Could the Mosquito Lake School become a charter school or private school for the arts along the lines of New York City’s LaGuardia High School of Music & Art and Performing Arts? Might such a school attract people to live here? If the old Coliseum Theater building on Main Street doesn’t succeed as a retail location, how about reincarnation as a Puppet Theater and Museum? Gepetto’s Junkyard has staged shows that are outrageously fun and intriguing.
And what about the idea of resurrecting some version of ACTFEST in Haines? The week-long theater festival drew community theater groups from all of Alaska for 20 years before tripping over some relatively small hurdles: the cost of travel to Haines, and a burnt-out pool of local volunteers.

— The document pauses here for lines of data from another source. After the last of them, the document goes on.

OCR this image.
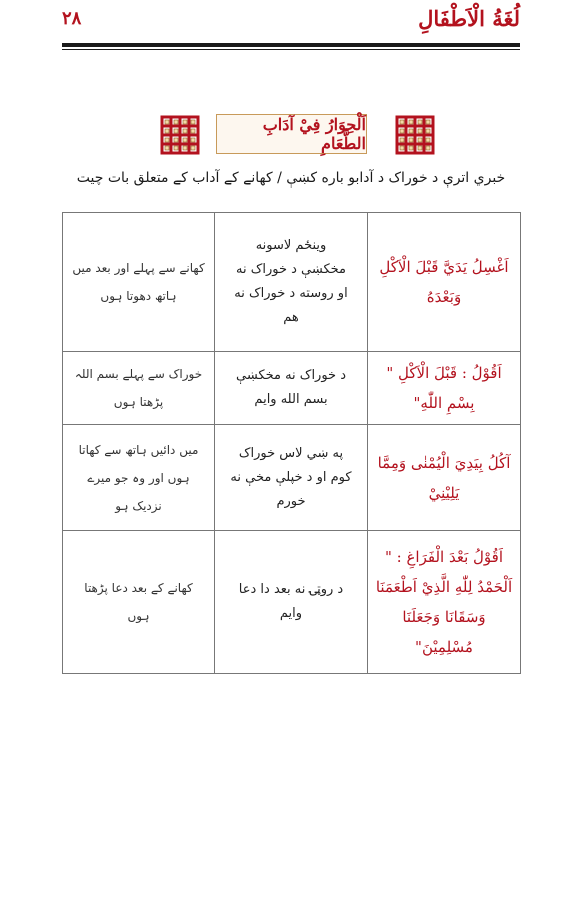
لُغَةُ الْاَطْفَالِ
٢٨
اَلْحِوَارُ فِيْ آدَابِ الطَّعَامِ
خبري اترې د خوراک د آدابو باره کښې / کھانے کے آداب کے متعلق بات چیت
اَغْسِلُ يَدَيَّ قَبْلَ الْاَكْلِ
وَبَعْدَهُ	وينځم لاسونه
مخکښې د خوراک نه
او روسته د خوراک نه
هم	کھانے سے پہلے اور بعد میں
ہاتھ دھوتا ہوں

اَقُوْلُ : قَبْلَ الْاَكْلِ "
بِسْمِ اللّٰهِ"	د خوراک نه مخکښې
بسم الله وايم	خوراک سے پہلے بسم اللہ
پڑھتا ہوں

آكُلُ بِيَدِيَ الْيُمْنٰى وَمِمَّا
يَلِيْنِيْ	په ښي لاس خوراک
کوم او د خپلې مخې نه
خورم	میں دائیں ہاتھ سے کھاتا
ہوں اور وہ جو میرے
نزدیک ہو

اَقُوْلُ بَعْدَ الْفَرَاغِ : "
اَلْحَمْدُ لِلّٰهِ الَّذِيْ اَطْعَمَنَا
وَسَقَانَا وَجَعَلَنَا
مُسْلِمِيْنَ"	د روټۍ نه بعد دا دعا
وايم	کھانے کے بعد دعا پڑھتا
ہوں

But ACTFEST, which enjoyed generous state support during the oil boom years, never tried marketing itself to potential audiences in Juneau and Whitehorse, Y.T. The fact that thespians relished the opportunity of coming to Haines in April suggests that audiences might feel the same way.
There are unlimited ideas, a few of which might fly. Thomas Edison said he had 3,000 theories for inventing a light bulb, two of which worked.
Haines inspires art and attracts artists. Those are natural resources as real as salmon and trees and gold. How to refine arts resources and fashion them into an attractive product to market and sell to the world is our challenge. It’s a worthy one. We need to get at it, as our light bulb may take a few years to invent.